Ele foi publicado de forma anônima e póstuma. Seus livros foram proibidos pela igreja apenas um século após sua morte. Após a controvérsia sobre o panteísmo na década de 1780, seus escritos passaram a ser estudados abertamente.
Spinoza publicou obras sobre a filosofia de Descartes, sobre política e teologia, incluindo um livro altamente polêmico que envolvia crítica bíblica, mas o mais importante é que ele escreveu sobre metafísica.
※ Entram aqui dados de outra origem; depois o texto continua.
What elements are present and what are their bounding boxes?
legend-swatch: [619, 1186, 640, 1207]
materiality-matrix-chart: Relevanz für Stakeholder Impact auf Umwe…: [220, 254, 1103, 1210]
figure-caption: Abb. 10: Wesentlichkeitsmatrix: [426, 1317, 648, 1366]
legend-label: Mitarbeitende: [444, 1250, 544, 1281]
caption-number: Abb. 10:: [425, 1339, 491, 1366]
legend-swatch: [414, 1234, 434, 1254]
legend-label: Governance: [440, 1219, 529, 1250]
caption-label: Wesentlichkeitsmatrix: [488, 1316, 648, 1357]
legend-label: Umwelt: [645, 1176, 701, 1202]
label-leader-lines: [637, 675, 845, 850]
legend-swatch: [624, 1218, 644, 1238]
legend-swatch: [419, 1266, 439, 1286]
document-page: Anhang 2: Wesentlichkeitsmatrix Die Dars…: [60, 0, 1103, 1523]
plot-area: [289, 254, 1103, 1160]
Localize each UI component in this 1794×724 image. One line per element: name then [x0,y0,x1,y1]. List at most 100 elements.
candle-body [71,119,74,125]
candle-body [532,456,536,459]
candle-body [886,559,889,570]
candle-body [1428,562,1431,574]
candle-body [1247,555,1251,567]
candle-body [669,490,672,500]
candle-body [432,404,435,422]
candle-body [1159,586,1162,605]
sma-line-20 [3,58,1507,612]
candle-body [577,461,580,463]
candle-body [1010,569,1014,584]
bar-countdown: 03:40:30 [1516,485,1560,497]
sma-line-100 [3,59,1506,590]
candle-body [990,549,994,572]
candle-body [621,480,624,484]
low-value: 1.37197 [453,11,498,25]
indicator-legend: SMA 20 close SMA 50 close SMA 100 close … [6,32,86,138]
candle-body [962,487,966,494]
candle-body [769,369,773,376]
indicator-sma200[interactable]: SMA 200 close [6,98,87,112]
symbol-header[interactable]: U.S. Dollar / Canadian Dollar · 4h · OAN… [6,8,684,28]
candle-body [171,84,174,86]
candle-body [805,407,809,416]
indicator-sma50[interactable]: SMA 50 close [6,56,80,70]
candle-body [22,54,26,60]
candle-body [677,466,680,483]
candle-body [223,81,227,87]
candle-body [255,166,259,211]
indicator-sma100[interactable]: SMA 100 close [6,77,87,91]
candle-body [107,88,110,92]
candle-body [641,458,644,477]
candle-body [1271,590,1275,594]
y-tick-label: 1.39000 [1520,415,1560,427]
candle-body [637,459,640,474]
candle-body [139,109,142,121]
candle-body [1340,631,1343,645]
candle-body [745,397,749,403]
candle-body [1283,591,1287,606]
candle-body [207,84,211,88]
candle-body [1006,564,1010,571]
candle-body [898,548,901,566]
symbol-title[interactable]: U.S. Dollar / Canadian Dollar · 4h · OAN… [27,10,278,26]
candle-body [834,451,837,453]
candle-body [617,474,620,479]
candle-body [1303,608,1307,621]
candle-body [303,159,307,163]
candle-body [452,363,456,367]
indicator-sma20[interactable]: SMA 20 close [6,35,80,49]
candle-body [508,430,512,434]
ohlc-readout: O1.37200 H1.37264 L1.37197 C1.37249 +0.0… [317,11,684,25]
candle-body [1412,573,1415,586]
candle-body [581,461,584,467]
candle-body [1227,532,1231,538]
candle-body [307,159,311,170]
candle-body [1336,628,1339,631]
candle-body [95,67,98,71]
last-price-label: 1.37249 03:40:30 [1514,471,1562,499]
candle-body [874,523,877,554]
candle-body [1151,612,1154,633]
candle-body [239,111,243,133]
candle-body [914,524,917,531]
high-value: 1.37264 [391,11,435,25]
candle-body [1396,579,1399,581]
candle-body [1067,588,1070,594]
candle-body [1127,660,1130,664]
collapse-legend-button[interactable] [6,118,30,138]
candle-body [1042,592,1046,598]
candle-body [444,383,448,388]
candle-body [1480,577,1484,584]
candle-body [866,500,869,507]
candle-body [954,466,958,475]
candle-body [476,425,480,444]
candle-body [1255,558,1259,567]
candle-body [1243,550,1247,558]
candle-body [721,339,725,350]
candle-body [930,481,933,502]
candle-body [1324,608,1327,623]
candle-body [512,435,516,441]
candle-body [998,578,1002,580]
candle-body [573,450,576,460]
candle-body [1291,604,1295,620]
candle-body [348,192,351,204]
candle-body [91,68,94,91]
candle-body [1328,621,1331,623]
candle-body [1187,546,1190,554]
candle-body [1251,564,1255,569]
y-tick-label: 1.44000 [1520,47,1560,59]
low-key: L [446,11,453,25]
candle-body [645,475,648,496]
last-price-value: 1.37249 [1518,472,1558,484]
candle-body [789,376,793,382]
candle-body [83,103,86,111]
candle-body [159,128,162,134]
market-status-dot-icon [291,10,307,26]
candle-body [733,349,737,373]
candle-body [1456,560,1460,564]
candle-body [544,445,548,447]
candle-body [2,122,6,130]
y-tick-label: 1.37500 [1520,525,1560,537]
A Ética foi sua última obra, uma obra-prima, na qual estava contida sua metafísica, este sistema de explicação da realidade, um sistema que influenciou muitos pensadores — notadamente Goethe, Hegel, Schopenhauer, Wordsworth, Nietzsche, Borges, Whitehead, Næs, Deleuze e Einstein, que chamou Spinoza de “o maior dos filósofos modernos”.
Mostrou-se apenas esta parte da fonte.